Assess caloric and nutritional needs and recommend a suitable diet.
Assess hospitalized patients for undiagnosed diabetes mellitus.
Recognize and address the effects of various diabetic complications such as neuropathic pain.
Communicate with patients and families to explain the natural history and prognosis of diabetes mellitus.
Communicate with patients and families to explain potential long-term complications of diabetes mellitus and preventive strategies, including foot and eye care.
Communicate with patients and families to explain the importance of glycemic control and factors that affect it such as adhering to medication regimens and self-monitoring, following dietary and exercise recommendations, and attending routine follow-up appointments.
Communicate with patients and families to explain the potential adverse effects or adverse interactions of diabetes medications, including hypoglycemia.

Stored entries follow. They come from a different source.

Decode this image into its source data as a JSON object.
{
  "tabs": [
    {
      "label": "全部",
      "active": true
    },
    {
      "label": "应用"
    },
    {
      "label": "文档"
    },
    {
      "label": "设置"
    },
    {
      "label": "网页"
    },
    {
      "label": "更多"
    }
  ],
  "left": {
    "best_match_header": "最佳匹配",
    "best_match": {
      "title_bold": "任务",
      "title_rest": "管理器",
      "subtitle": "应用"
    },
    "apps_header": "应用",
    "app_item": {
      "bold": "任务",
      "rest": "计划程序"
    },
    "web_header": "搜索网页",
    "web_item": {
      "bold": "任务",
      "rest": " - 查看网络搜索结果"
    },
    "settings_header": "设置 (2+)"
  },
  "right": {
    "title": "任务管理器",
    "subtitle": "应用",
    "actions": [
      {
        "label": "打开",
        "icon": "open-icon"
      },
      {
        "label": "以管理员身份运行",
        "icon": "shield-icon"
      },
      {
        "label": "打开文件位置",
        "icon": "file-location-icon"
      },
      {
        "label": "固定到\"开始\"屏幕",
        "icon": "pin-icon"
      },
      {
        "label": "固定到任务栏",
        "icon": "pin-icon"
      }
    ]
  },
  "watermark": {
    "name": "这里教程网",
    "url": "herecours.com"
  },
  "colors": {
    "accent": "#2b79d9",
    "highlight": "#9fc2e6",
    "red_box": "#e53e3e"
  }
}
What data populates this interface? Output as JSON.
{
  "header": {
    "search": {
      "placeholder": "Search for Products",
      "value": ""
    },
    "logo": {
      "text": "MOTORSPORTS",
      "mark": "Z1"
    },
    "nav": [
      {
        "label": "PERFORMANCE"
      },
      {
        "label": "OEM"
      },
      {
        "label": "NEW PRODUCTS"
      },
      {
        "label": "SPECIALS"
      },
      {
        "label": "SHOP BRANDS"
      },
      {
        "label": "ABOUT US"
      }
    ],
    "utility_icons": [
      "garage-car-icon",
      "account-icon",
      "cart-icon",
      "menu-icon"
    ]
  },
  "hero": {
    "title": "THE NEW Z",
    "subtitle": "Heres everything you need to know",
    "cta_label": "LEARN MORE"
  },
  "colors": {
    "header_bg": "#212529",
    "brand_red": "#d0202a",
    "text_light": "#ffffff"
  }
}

Facilitate discharge planning early in the admission process.
Recommend appropriate postdischarge care, which may include endocrinology, ophthalmology, and podiatry.
Communicate with patients and families to explain the goals of care, discharge instructions, and management after hospital discharge to ensure safe follow-up and transitions of care.
Document the treatment plan and provide clear discharge instructions for postdischarge clinicians, including the need for continued nutrition and diabetic counseling.
Hospitalists should be able to:
Employ a multidisciplinary approach, which may include nursing, nutrition, social services, and diabetes education, to the care of patients with diabetes that begins at admission and continues through all care transitions.
Follow evidence-based recommendations in the treatment of inpatients with diabetes mellitus.
SYSTEM ORGANIZATION AND IMPROVEMENT
To improve efficiency and quality within their organizations, hospitalists should:
Lead, coordinate, and/or participate in multidisciplinary teams, which may include nursing, nutrition, and endocrinology, to promote quality and cost-effective diabetes management.
Lead, coordinate, and/or participate in efforts to develop guidelines and protocols that standardize the assessment and management of uncontrolled diabetes mellitus, DKA, and HHS.
Lead, coordinate, and/or participate in initiatives to standardize hospital formulary-based diabetes therapies to reduce the likelihood of an adverse drug event.
Lead, coordinate, and/or participate in efforts to develop guidelines and/or protocols to optimize glycemic control in hospitalized patients including suitable regimens in critically ill medical and surgical patients.
Implement systems to ensure hospital-wide adherence to national standards and document those measures as specified by recognized organizations.